The program office already is writing open architecture into requirements documents, he said. Industry is falling in line, but their issues of intellectual property rights remain, he added.

“Yes, it is being written into the requirements documents,” he said. “Industry is responding extremely well and we are working through the proprietary data-rights issue. Oftentimes in the requirement process and in the acquisition process, you end up trading off requirements as the cost of a given systems tends to decrease over time. Often plug-and-play is one of those things that gets traded.”

The idea is to set standards for interfacing technologies to avoid the hodgepodge of proprietary systems that were bolted onto vehicles out of operational necessity over the past decade and half. Modular, scalable, open-systems architecture enable “plug-and-play mission flexibility across all tactical vehicles, will enable rapid vehicle modernization and shared resource allocation,” the ATIP document says.

One such architecture goes by the mouthful title, “Vehicular Integration for Command, Control, Communications, Computers, Intelligence, Surveillance and Reconnaissance (C4ISR)/Electronic Warfare Interoperability.” Under development by the Army, it is commonly shoehorned into the acronym VICTORY.

VICTORY is a solution to a problem that arose from “operating forces applying solutions to identified C4ISR capability shortfalls through short-term solutions quickly bolted onto ground vehicles,” which weighed them down and created complex systems of systems that couldn’t always talk to each other, the ATIP says.

The architecture seeks to remedy that problem in future vehicles by defining common terminology, systems, components and interfaces.
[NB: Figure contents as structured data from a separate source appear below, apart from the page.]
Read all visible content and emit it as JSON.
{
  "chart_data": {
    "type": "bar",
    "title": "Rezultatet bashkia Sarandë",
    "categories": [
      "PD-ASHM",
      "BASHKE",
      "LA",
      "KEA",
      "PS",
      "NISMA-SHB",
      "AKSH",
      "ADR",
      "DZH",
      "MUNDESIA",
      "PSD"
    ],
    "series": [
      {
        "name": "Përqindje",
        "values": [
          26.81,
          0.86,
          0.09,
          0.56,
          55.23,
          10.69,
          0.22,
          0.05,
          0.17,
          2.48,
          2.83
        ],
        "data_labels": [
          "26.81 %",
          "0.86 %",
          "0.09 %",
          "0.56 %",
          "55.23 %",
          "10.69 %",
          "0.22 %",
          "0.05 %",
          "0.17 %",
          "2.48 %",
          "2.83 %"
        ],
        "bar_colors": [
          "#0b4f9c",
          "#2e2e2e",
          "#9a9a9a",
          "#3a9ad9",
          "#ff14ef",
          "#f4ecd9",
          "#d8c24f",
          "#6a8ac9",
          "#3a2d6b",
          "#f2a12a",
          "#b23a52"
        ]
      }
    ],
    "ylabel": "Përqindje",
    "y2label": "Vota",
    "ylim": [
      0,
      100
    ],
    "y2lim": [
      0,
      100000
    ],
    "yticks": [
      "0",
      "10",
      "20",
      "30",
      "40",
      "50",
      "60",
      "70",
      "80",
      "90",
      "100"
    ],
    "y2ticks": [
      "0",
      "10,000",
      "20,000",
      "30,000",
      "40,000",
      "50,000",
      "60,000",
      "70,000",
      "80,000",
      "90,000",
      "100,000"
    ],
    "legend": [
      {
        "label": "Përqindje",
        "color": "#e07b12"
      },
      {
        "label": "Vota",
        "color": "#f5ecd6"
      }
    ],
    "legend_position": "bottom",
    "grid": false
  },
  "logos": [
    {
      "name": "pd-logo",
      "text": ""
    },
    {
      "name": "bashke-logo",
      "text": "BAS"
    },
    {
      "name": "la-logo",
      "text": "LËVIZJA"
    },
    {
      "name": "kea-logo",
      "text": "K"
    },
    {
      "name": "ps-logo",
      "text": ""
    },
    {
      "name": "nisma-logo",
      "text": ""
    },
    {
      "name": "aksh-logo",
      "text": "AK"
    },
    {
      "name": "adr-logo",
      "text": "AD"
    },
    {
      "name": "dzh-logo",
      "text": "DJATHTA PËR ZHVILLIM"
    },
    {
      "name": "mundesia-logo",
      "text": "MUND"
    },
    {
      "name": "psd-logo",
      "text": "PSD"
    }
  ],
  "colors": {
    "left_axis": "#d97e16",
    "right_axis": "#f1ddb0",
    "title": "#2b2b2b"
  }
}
It also will set government-defined standard technical specifications for new technologies while providing a set of reference designs for industry to work into the products they pitch to the military.

So far, VICTORY has gained only minor traction, though the joint light tactical vehicle that will replace portions of the Army and Marine Corps legacy Humvee fleets is being built with a compliant electronics backbone. The Army’s Program Executive Office for Combat Support and Combat Service Support is working to introduce it to legacy support fleets.